OSH, Kyrgystan — Kyrgyzstan, also known as Kyrgyz Republic, was annexed by Russia in 1864 but did not achieve its independence from the Soviet Union until its collapse in 1991. The nation is located in central Asia, sandwiched between Kazakhstan, to its north, and China to its south.
Since its division from the Soviet Union, Kyrgyz Republic has struggled politically with the widespread poverty as well as ethnic divisions between the Kyrgyz located to the north, and the Uzbek communities in the south.
Kyrgyzstan is forced to import nearly 95 percent of the energy needs for heating due to having virtually no fossil fuel resources of their own. The abnormally high amount of energy consumption in the country has put a strain on its economy with buildings consuming 37 percent of the country’s energy.
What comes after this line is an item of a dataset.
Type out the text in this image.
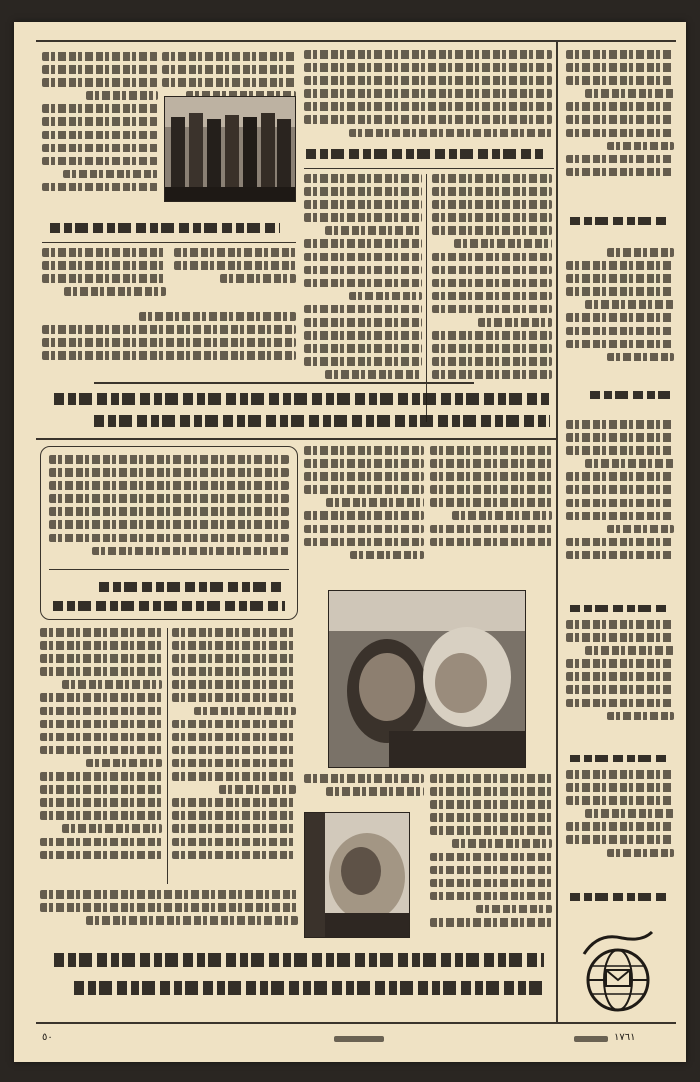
٥٠	۱٧٦١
Because of this, the smallest reduction in energy consumption would yield a significant amount of cost savings for the country.
There have been measures made to support renewable energy in the Kyrgyz Republic such as a draft of the law “On Amendments and Additions to the Law of the KR” on renewable energy sources. The purpose of the bill as stated by the Ministry of Energy and Industry of the Kyrgyz Republic was to “improve the economic mechanisms to encourage the use of renewable energy sources (RES), including hydropower plants in order to attract investment.” This law was approved by Kyrgyz government in January 2012 and consequently sent to Parliament shortly thereafter.
The completion of two energy efficient schools in 2012 was a direct effect of the measures taken for renewable energy. One school was in Bishkek, Orto-Sai and the other school was located in the city of Osh.
Much progress has been made since the implementation of the formerly mentioned bills. Osh, Kyrgyzstan’s second largest city is now home to Central Asia’s most energy efficient building and school. The United Nations Development Programme (UNDP) reports the school consumes 50 percent less energy than similar structures.
The large amount of energy being saved translates monetarily to about US $20,000 annually. Furthermore, the building proves to be even more beneficial during the cold winters by providing solar-heated water as well as high quality thermal insulation to keep the classrooms warm for the 970 students that attend.
One of the ways the architects prevented heat loss was to decrease the buildings external surface, making it 1.5 times smaller than schools with the same student capacity. Financing for the construction of the school was provided by the Global Environment Facility (GEF).
To encourage more energy efficient constructions, the UNDP has provided educational materials ranging from training courses on energy performance, efficiency and savings to books on energy-efficient construction in related university programs.
With the energy-efficient school’s success, the Kyrgyz government has established a system to monitor energy consumption and has even adopted international recognized building energy performance codes.